Multiple if conditions, without nesting

Question

I have a sample piece of code below that I need some help on. The code sets the 'outcome' variable to False in the beginning and only should become True if all the 'if' conditions are met. Is there a more efficient way of doing this? I am trying to avoid nested 'if' statements.

Thanks!

    outcome = False

    while True:
        if a != b:
            print("Error - 01")
            break

        if a["test_1"] != "test_value":
            print("Error - 02")
            break

        if "test_2" not in a:
            print("Error - 03")
            break

        if a["test_3"] == "is long data string":
            print("Error - 04")
            break

        outcome = True
        break

Answer 1

I would write it like this, so the function ends once it encounters an error, and the most likely error should be on top, and if it encounters that error, it will return False and end the function. Else, it will check for all the other errors and then eventually conclude that the outcome is indeed True.

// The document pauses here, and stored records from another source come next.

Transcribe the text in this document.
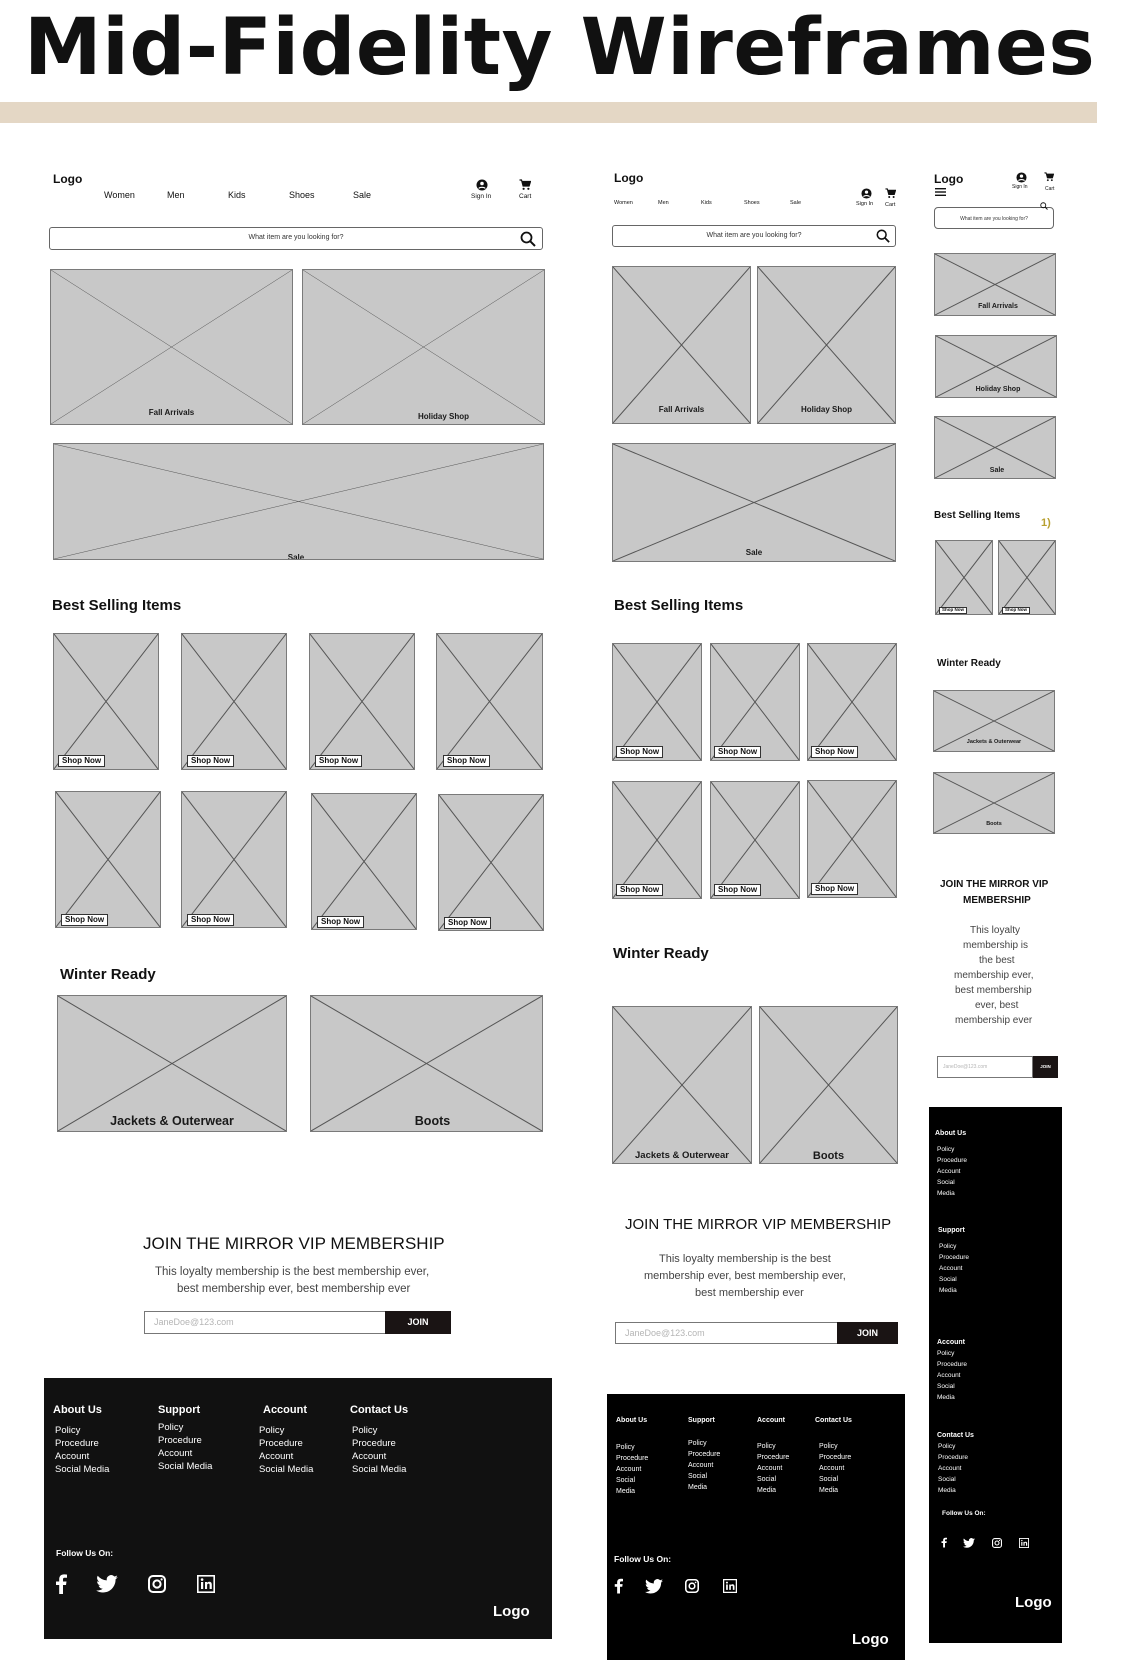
Mid-Fidelity Wireframes
Logo
Women	Men	Kids	Shoes	Sale	Sign In	Cart
What item are you looking for?
Fall Arrivals	Holiday Shop
Sale
Best Selling Items
Shop Now	Shop Now	Shop Now	Shop Now
Shop Now	Shop Now	Shop Now	Shop Now
Winter Ready
Jackets & Outerwear	Boots
JOIN THE MIRROR VIP MEMBERSHIP
This loyalty membership is the best membership ever,
best membership ever, best membership ever
JaneDoe@123.com	JOIN
About Us
Policy
Procedure
Account
Social Media
Support
Policy
Procedure
Account
Social Media
Account
Policy
Procedure
Account
Social Media
Contact Us
Policy
Procedure
Account
Social Media
Follow Us On:
Logo
Logo
Women	Men	Kids	Shoes	Sale	Sign In Cart
What item are you looking for?
Fall Arrivals	Holiday Shop
Sale
Best Selling Items
Shop Now	Shop Now	Shop Now
Shop Now	Shop Now	Shop Now
Winter Ready
Jackets & Outerwear	Boots
JOIN THE MIRROR VIP MEMBERSHIP
This loyalty membership is the best
membership ever, best membership ever,
best membership ever
JaneDoe@123.com	JOIN
About Us
Policy
Procedure
Account
Social
Media
Support
Policy
Procedure
Account
Social
Media
Account
Policy
Procedure
Account
Social
Media
Contact Us
Policy
Procedure
Account
Social
Media
Follow Us On:
Logo
Logo
Sign In	Cart
What item are you looking for?
Fall Arrivals
Holiday Shop
Sale
Best Selling Items
1)
Shop Now	Shop Now
Winter Ready
Jackets & Outerwear
Boots
JOIN THE MIRROR VIP
MEMBERSHIP
This loyalty
membership is
the best
membership ever,
best membership
ever, best
membership ever
JaneDoe@123.com	JOIN
About Us
Policy
Procedure
Account
Social
Media
Support
Policy
Procedure
Account
Social
Media
Account
Policy
Procedure
Account
Social
Media
Contact Us
Policy
Procedure
Account
Social
Media
Follow Us On:
Logo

# testOutcome returns a boolean
outcome = testOutcome(a,b)

# Expects a and b
# Breaks out of the function call once error happens
def testOutcome(a,b):
    # Most likely error goes here
    if a != b:
        print("Error - 01")
        return False

    # Followed by second most likely error
    elif a["test_1"] != "test_value":
         print("Error - 02")
         return False

    # Followed by third most likely error
    elif "test_2" not in a:
         print("Error - 03")
         return False

    # Least likely Error
    elif a["test_3"] == "is long data string":
         print("Error - 04")
         return False

    else:
        return True